A morada



Portas arrombadas pelo simples tocar do outro. Sentia por demais, mal percebia lá se dava a carne exposta sem saber-se moderar ou retrair por zelo, distância adequada ao bom convívio.
Era de dar intimidade com naturalidade, escutando em silêncio os gritos da pele em lhe dizer os limites tarde demais.
Havia perdido o contorno naquele dia de cinzas por todos os lados.
Nãos sabia alterar a pressão do cenho na testa pesada. Pudesse, fecharia as janelas e pausaria até respirar passarinho novamente.
Tanto a perder em pausas demasiado longas para reaver-se inteira.
Apesar da retração forçada, sabia de si, mesmo não compreendendo as engrenagens do mundo que a tudo lhe diluía o gozo.
Perdia-se nos contornos do outro. Acreditava nos borrões da palavra hibridando-se à tudo o que lhe ocorria na carne. Eterna despedida do que fugia ao gesto desencontrado.
Via as cores em demasia. Nada lhe era homogêneo; reconhecia detalhes miúdos gestando sua perturbação, instante após tempo o bastante de afastar-se para ganhar ar novamente.
Por vezes pedia à um Deus generoso que lhe desse visão mas também peito aberto ao enfrentamento do que via, preservando-lhe o pedaço de vida que lhe cabia.
Por dias, desaprendia os limites e a tudo se fundia. A palavra era-lhe contorno principal ao não derramar do juízo.
O entorno lhe queimava e nenhuma parte carbonizada à vista ao tanto que lhe acontecia no calo do corpo. Sabia a força da seiva à existir no possível ordinário dos encontros breves.
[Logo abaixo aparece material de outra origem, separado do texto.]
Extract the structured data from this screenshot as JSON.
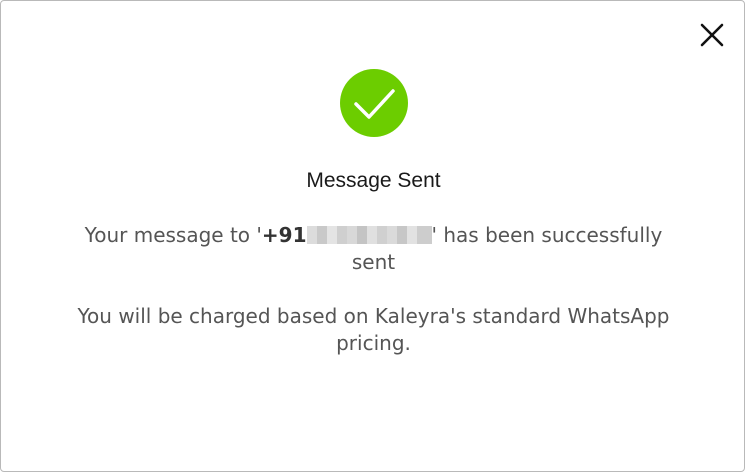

Pulsão de vontade lhe habilitando as asas de borboleta.
Ela girava aqueles dias de pouco sol, destituída do clarão que lhe ocultava o rosto.
Acreditava poder brincar os dias de luto de si.
Havia tempos estava a morrer para outro galho de folhas a nascer de alguma vértebra-flor de cerejeira da cervical miúda, para novo gozo abrir-lhe espaço dentro da reluzente armadura com que adentrava os dias.
Dor habitada de isolamento, com o que mais lhe brilhava os olhos. Ansiava espalhafatosa pelo toque em eternos convites-frustrações ao ver-se invadida de olhos e julgamentos abrasadores no menor contato com o mundo. A vida vindo-lhe direto pela fresta da carne daqueles minutos longos de tudo tão passageiro.
Dificuldade era ser mãe das próprias carícias e brincadeiras de não saber-se dançar em pé. Caía e lhe caía a maior parte dos dias. Cansada de ralar-se por onde apoiava a face, deixara de notar a raspagem seguinte, sempre tão abrasiva árvore, e os galhos nascendo-lhe às costas sem poder-se abraçar toda.
Pedindo ajuda para podar os excessos que lhe ocupavam a vista no mudo afeto com que atravessava grandes atropelos contra a vontade. Pedido que não sabia da boca cair.

Nunca soube ao certo considerar a vontade, apenas acreditava no caminho como parte de alguma boa notícia à espreita, mesmo voltando contraída e rasgada por transitar apertada à tantos espaços ocupados demais por corpos de distintas intenções das suas. Queria apenas cantar passarinho com as imperfeições possíveis, e ao final, alguma satisfação ventando-lhe o espírito, sem ríspidos, tantos constrangimentos. Sim. Ela mostrava os dentes, mas para sorrir o impossível dos ataques e mordidas que a vida lhe oferecia a cada esquina. Não estava sabendo ser, mas insistia carne macia, mesmo desfolhando-se a cada dia as fragilidades, dos contornos de mulher que buscavam a verdade da face, peitos e olhos muito nus, machucados por ausências que não soube.